Мягкое прикосновение ее тела, запах холодного соленого ветра, ее сочные губы — все именно так, как я и представлял.
Следующий день, восемь утра.
Дольки апельсина, ломтики яблока, дыни на фарфоровой тарелке. Омлет, немного сыра.
— Я, наверное, сплю. Неужели ты действительно ешь нормальную еду? А где кола и картофельные чипсы?
— Господи боже мой, Джереми! Ну что ты ко мне привязался! Я прекрасно знаю, что невозможно прожить на одних только картофельных чипсах и коле.
Сейчас мне лучше помолчать.
— И вообще, Джереми! Мне надо тебе кое-что сказать.
— Я тебя внимательно слушаю.
— Можно мне купить тебе пару твидовых пиджаков, которые хоть будут по-человечески сидеть на тебе?
В таком месте, как Кармел, подобное невинное замечание может дать старт забегу по магазинам. Что мы и сделали.
14
Как только мы вернулись в Сан-Франциско, я приступил к работе над новой картиной. Еще один шаг вперед после «Святого причастия». Идея картины возникла, как только я вошел в гостиную и посмотрел на кукол. «Белинда с куклами».
Почтовый ящик был забит посланиями от Дэна, а еще письмами из Нью-Йорка и Голливуда. Я высыпал всю эту гору писем на стол, даже не потрудившись их распечатать, отключил автоответчик, выключил звонок телефона и поднялся в мастерскую.
— Будь добра, сними одежду, — попросил я Белинду.
Я собирался фотографировать ее прямо здесь, в гостиной, на диване времен королевы Анны, том самом, что фигурировал в книгах об Анжелике.
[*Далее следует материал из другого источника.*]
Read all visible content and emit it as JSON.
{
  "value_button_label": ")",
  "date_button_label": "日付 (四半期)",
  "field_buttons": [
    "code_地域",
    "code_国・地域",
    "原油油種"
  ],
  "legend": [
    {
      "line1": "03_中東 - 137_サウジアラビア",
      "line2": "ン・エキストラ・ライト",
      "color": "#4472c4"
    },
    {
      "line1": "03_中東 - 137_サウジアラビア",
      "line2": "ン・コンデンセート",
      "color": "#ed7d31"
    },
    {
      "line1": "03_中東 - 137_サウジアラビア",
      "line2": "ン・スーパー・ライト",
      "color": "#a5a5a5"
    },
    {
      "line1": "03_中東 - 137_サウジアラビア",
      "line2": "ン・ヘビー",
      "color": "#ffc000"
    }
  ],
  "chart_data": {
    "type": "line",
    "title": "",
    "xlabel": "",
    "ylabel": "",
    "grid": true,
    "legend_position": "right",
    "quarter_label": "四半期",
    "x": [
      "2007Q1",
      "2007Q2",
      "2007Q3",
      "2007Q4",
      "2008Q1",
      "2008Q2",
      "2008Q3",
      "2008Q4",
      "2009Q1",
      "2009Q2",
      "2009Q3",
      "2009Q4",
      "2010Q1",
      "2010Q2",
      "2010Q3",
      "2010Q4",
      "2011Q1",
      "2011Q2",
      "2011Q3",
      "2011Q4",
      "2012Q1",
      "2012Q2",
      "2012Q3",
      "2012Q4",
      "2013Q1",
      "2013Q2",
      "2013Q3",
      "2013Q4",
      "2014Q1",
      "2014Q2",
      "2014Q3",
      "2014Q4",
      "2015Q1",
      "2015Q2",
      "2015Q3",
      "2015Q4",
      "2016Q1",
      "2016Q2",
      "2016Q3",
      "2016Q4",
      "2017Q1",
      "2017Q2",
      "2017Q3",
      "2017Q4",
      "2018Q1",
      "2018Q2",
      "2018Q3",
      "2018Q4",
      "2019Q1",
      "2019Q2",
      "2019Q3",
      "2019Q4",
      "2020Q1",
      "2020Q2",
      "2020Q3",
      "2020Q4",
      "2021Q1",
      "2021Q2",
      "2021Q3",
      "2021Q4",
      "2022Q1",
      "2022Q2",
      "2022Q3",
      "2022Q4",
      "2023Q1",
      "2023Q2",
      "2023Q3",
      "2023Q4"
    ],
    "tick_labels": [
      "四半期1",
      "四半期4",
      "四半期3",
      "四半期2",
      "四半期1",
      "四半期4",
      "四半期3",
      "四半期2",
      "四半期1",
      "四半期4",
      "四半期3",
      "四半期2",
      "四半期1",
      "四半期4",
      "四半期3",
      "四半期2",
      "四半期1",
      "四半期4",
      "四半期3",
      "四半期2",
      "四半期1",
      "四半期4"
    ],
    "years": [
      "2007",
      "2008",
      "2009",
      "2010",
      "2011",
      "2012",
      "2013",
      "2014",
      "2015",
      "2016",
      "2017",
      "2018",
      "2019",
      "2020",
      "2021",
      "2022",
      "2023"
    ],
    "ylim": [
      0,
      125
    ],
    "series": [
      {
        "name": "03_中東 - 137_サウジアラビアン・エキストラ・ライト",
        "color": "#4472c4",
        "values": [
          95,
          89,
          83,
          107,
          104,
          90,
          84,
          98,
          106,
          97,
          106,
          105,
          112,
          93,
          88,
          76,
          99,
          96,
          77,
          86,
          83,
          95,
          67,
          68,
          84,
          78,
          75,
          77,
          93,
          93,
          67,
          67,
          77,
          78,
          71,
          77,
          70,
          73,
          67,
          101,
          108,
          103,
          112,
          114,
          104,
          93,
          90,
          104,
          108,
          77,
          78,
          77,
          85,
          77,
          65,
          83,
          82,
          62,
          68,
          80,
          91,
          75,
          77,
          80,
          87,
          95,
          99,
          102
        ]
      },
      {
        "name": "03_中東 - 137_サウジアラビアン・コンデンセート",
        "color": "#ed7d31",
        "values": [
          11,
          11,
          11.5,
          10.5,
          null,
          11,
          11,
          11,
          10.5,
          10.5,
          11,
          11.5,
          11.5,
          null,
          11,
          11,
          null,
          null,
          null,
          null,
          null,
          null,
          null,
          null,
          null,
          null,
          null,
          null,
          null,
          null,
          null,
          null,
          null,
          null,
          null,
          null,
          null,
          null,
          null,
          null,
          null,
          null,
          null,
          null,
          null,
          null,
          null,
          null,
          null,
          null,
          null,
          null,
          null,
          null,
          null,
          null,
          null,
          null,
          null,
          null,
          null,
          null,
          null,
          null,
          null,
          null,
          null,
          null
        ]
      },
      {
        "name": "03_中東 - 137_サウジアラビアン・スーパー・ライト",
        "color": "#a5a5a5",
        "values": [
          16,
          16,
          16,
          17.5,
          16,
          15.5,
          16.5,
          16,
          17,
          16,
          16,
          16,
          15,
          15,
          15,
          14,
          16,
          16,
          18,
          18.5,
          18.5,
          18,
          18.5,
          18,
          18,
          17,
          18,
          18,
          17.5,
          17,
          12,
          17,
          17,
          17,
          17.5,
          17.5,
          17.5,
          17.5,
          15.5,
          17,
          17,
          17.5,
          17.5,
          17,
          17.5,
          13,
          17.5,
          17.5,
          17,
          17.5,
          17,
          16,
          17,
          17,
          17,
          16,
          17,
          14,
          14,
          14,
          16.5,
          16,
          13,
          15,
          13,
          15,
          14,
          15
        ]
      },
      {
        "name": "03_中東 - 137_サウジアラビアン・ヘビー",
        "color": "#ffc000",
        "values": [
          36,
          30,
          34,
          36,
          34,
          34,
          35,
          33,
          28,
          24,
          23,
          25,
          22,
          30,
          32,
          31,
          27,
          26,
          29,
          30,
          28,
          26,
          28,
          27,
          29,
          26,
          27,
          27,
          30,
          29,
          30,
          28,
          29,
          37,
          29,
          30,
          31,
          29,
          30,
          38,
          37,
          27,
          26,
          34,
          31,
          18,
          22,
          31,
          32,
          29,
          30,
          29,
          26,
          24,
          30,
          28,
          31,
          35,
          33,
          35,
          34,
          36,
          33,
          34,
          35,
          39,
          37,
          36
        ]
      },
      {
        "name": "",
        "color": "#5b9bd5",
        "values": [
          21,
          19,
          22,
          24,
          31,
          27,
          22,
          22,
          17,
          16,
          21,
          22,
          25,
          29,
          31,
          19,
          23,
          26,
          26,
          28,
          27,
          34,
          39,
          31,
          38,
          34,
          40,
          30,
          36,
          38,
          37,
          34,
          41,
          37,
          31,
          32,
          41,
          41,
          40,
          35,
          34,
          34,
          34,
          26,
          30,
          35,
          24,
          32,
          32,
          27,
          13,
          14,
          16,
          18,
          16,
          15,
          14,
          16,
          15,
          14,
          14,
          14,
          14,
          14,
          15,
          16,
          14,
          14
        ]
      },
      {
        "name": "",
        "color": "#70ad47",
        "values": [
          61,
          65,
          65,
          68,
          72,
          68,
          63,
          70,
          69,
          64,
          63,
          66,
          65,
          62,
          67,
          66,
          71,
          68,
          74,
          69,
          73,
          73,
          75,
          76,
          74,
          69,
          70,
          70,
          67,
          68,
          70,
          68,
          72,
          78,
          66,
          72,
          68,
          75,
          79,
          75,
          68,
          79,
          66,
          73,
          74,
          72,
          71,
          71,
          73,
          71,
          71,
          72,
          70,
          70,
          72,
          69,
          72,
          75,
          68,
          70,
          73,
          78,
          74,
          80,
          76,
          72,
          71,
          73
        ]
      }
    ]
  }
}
— Еще один шедевр, которого никто никогда не увидит, — начав стягивать джинсы и свитер, рассмеялась Белинда.
— Лифчик, трусики, все, пожалуйста, — щелкнул я пальцами, чем вызвал у Белинды новый приступ смеха.
Белинда вынула заколки из волос, потом сгребла вещи в охапку и отнесла в коридор.
— Замечательно, — установив свет и треногу, сказал я. — А теперь садись на диван, а я рассажу вокруг тебя кукол.
— А у них есть имена? — спросила Белинда и протянула руки, чтобы взять у меня кукол.
— Мэри Джейн, и Мэри Джейн, и Мэри Джейн, — ответил я, объяснив, какие из них французские, а какая немецкая. — Вот это Брю, стоит немерено, а улыбающийся малыш называется пупсом.